Under the branches of an old pittosporum on the grounds of a historic flour mill in Waikari, North Canterbury, a solitary figure sits on a chair. Rugged up in coat and cap, left ankle crossed over the other, he holds a cup of coffee, now speckled with twigs; the book in his other hand opens on to a poem: “Don’t just sit there you complicit / bastard; get up and do something!”
“This is the one that gives me the shits every time I walk past,” says sculptor, writer and activist Sam Mahon. “Who the f*** is this?”
Of course, it is him, Mahon himself, a sculptural representation of the artist by the artist at the artist’s home; a call to arms for environmental or political action that for Mahon is what art is all about.
“I think all art should be political. Every good sculpture should have context, form and story.”
Can’t some be there just for the beauty of the work?
“That’s called wallpaper. Art has a voice and the minute that voice is taken away from us by some corporatewho says we should only have decoration and no story, we are in trouble.”
It is 40 years since Mahon bought the mill, then a cheap but derelict place on a 2.8-hectare patch of mainly bare land.
Now it is the home, studio, garden, foundry and horse paddock for Mahon, his partner, artist Alison Erickson, and their 15-year-old daughter Charlie.
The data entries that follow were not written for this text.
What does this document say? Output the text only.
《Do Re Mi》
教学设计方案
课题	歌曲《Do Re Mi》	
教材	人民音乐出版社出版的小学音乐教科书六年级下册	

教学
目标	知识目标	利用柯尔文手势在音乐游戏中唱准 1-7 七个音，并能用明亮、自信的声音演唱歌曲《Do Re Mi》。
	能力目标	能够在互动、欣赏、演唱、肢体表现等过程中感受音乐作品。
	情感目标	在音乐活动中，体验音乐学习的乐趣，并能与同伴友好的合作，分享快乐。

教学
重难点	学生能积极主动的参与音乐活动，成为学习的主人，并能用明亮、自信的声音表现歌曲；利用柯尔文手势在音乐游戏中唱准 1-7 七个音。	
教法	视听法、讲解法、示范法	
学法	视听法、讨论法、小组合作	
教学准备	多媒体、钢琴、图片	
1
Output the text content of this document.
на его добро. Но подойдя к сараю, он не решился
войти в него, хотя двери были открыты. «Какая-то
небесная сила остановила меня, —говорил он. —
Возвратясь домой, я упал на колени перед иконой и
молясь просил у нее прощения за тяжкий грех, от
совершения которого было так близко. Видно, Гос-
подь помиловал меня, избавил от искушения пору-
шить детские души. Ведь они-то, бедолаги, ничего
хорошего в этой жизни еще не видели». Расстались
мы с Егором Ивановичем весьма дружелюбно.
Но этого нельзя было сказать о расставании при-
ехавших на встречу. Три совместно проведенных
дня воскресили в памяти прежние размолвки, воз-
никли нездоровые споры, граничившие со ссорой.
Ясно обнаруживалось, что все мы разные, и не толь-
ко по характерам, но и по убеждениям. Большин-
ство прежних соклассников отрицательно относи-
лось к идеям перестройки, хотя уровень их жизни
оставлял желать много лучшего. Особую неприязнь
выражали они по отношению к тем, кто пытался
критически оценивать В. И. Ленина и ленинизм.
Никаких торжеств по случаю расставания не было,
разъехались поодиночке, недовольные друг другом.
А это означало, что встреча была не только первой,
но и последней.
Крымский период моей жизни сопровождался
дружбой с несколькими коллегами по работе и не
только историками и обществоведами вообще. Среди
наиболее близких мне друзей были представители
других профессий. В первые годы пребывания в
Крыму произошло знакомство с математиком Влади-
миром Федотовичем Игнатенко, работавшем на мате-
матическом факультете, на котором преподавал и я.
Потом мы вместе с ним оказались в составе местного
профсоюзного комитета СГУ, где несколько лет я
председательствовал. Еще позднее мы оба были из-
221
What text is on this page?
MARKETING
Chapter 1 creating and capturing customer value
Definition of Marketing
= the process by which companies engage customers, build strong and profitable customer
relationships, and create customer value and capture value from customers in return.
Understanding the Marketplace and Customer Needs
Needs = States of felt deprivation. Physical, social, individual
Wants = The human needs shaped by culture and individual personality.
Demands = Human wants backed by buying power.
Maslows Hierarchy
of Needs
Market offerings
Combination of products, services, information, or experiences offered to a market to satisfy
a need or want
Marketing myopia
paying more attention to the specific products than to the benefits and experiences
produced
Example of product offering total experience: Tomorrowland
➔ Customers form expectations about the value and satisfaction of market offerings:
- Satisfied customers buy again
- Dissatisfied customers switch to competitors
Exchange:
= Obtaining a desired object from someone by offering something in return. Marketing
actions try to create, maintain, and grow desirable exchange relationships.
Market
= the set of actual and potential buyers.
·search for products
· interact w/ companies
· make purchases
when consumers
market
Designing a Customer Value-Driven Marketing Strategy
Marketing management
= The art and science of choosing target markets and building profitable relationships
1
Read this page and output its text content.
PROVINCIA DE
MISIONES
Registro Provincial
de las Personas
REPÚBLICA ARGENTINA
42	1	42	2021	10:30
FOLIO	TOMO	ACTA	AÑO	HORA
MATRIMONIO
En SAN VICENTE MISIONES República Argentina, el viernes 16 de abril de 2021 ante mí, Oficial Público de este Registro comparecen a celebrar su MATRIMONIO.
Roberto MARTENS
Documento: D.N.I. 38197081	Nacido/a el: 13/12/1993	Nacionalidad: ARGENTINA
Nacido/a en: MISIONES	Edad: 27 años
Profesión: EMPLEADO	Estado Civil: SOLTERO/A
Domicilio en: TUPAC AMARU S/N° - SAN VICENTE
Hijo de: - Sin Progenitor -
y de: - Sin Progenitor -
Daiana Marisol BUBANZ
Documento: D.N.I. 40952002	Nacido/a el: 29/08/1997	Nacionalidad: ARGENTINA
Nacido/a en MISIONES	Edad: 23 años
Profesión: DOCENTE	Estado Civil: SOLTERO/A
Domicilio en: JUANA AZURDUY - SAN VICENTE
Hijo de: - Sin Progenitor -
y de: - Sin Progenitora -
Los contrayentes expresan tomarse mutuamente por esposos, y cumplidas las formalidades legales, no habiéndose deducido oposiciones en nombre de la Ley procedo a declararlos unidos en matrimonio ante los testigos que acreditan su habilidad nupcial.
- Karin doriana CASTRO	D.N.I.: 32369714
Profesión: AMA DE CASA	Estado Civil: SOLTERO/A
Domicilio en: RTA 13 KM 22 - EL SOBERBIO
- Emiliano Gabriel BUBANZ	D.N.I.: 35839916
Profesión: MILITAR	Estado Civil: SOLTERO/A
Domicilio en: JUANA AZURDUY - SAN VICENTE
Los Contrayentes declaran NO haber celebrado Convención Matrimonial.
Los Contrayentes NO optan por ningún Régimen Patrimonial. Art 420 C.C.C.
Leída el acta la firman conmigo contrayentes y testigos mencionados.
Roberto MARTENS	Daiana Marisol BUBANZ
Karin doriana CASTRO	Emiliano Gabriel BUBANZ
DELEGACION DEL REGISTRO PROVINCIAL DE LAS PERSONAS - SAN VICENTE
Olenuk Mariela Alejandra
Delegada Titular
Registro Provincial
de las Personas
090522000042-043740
When Frank Film visits on a bitter June morning, Erickson, in gloves and a duffel coat, is heading outside to start up the furnace to melt the bronze in an age-old process of lost wax casting.
At school, she says, Erickson was the sort of kid “who was always in the art room at lunchtime”. While living down the road, she became a frequent visitor to the studio. “Sam would hand me a block of limestone or he taught me how to make stained glass,” she recalls. “I just thought it was wonderful, kind of magical.”
Then, at the age of 18, “I never left.”
Since then, Erickson has built a figurative sculptural practice recognised for its contemplative evocations of environmental change and human intimacy. In Canterbury, these include Looking for something that will last (2019) in Diamond Harbour, The winds of change (2015) outside the Rangiora Library and A room of one’s own (2022) at Tai Tapu Sculpture Garden.
“I enjoy the technical sides of casting bronze as well as the actual sculpting and the ideas that initially go into it,” she says. “It’s fun to push the edges a little bit and see how tiny you can get things.”
Where Erickson focuses on sculpture, Mahon’s career has straddled painting, sculpture and writing, including The Year of the Horse, winner of the Best First Book Award in 2003, the much acclaimed The Water Thieves in 2006 and, in 2008, My Father’s Shadow: A Portrait of Justice Peter Mahon, an insight into the man best known as the Royal Commissioner into the Mount Erebus disaster.
His art spans the spidery subtlety of Regret in Christchurch’s Botanic Gardens (1997) to the more than twice-life-size rendition of former environment minister Nick Smith squatting, trouser-less, over a glass of water – a highly public protest against the impact of intensive dairying on Canterbury’s rivers and aquifers.
It was blunt, divisive, indicative of a self-styled voice of protest that drives his work.
In the studio, alongside a small figure of Swedish environmental activist Greta Thunberg, stands the head of Israeli prime minister Benjamin Netanyahu. “I don’t like him very much,” says Mahon, brushing a hand over his wrist, “so I carved his face then painted it with my own blood.”
Inside the lofty spaces of the workshop, he points to a small kinetic work combining the intrigue of a mid-century mechanical toy with political dissent. At a push of a button (or the insertion of a coin), small figures swing into Sisyphean action: a woman with a child on her back pushes a lever, a man works a grinding machine, another supports a plinth on which a rotund figure, a “one-percenter” says Mahon - referring to the wealthy elite who make almost twice as much as the bottom 99% of the world’s population - lounges back, large hand grasping the slender stem of a wine glass. The miniature movable bits, says Mahon, draw people in, “and then they get the idea – that [US comedian] George Carlin idea that if you want to cut somebody’s throat you put a razor blade in the muffin.”